Disclaimer: Colin Beckett, the author of this article, is not an attorney. None of the following should be construed as legal advice.
In August 2021, the US Supreme Court overturned the Biden administration’s executive order to extend a federal “eviction moratorium” first established by Congress in March 2020 and then extended by the CDC in July of that year. This ended the only nationwide protections offered to tenants at risk of eviction during the pandemic, and removed one of the last flimsy barriers between many people across the country and homelessness.
For tenants in Los Angeles, the CDC order functioned primarily as a life raft for those who had lost pre-pandemic unlawful detainer (UD) judgements and managed to stay in their homes.

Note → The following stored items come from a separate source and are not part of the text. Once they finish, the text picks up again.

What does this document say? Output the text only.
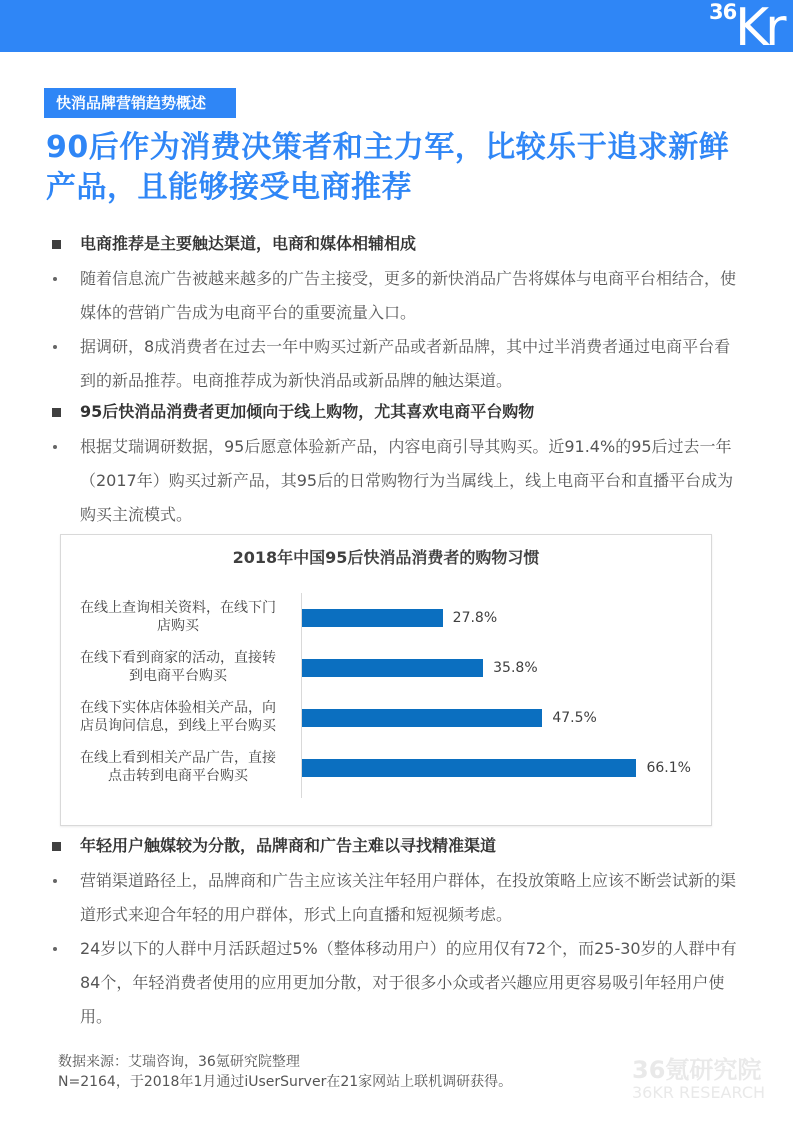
36
Kr
快消品牌营销趋势概述
90后作为消费决策者和主力军，比较乐于追求新鲜
产品，且能够接受电商推荐
电商推荐是主要触达渠道，电商和媒体相辅相成
随着信息流广告被越来越多的广告主接受，更多的新快消品广告将媒体与电商平台相结合，使媒体的营销广告成为电商平台的重要流量入口。
据调研，8成消费者在过去一年中购买过新产品或者新品牌，其中过半消费者通过电商平台看到的新品推荐。电商推荐成为新快消品或新品牌的触达渠道。
95后快消品消费者更加倾向于线上购物，尤其喜欢电商平台购物
根据艾瑞调研数据，95后愿意体验新产品，内容电商引导其购买。近91.4%的95后过去一年（2017年）购买过新产品，其95后的日常购物行为当属线上，线上电商平台和直播平台成为购买主流模式。
2018年中国95后快消品消费者的购物习惯
在线上查询相关资料，在线下门
店购买
在线下看到商家的活动，直接转
到电商平台购买
在线下实体店体验相关产品，向
店员询问信息，到线上平台购买
在线上看到相关产品广告，直接
点击转到电商平台购买
27.8%
35.8%
47.5%
66.1%
年轻用户触媒较为分散，品牌商和广告主难以寻找精准渠道
营销渠道路径上，品牌商和广告主应该关注年轻用户群体，在投放策略上应该不断尝试新的渠道形式来迎合年轻的用户群体，形式上向直播和短视频考虑。
24岁以下的人群中月活跃超过5%（整体移动用户）的应用仅有72个，而25-30岁的人群中有84个，年轻消费者使用的应用更加分散，对于很多小众或者兴趣应用更容易吸引年轻用户使用。
数据来源：艾瑞咨询，36氪研究院整理
N=2164，于2018年1月通过iUserSurver在21家网站上联机调研获得。	36氪研究院
36KR RESEARCH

For the rest, the most substantial measures came first at the city and then the state level. This is why the federal “eviction moratorium” is a misnomer: from the outset, it did little to keep tenants in their homes, instead providing them with temporary affirmative defenses if their landlord filed suit. This meant tenants who did not understand the process or could not find an attorney were left to fall through the cracks, and tenants who could not fully pay every dollar were provided no guarantee that they would remain protected after the expiration of the order. Each time the federal orders lapsed and were then renewed, landlords could force their tenants back into court to once again defend themselves on the same basis or otherwise face a lockout.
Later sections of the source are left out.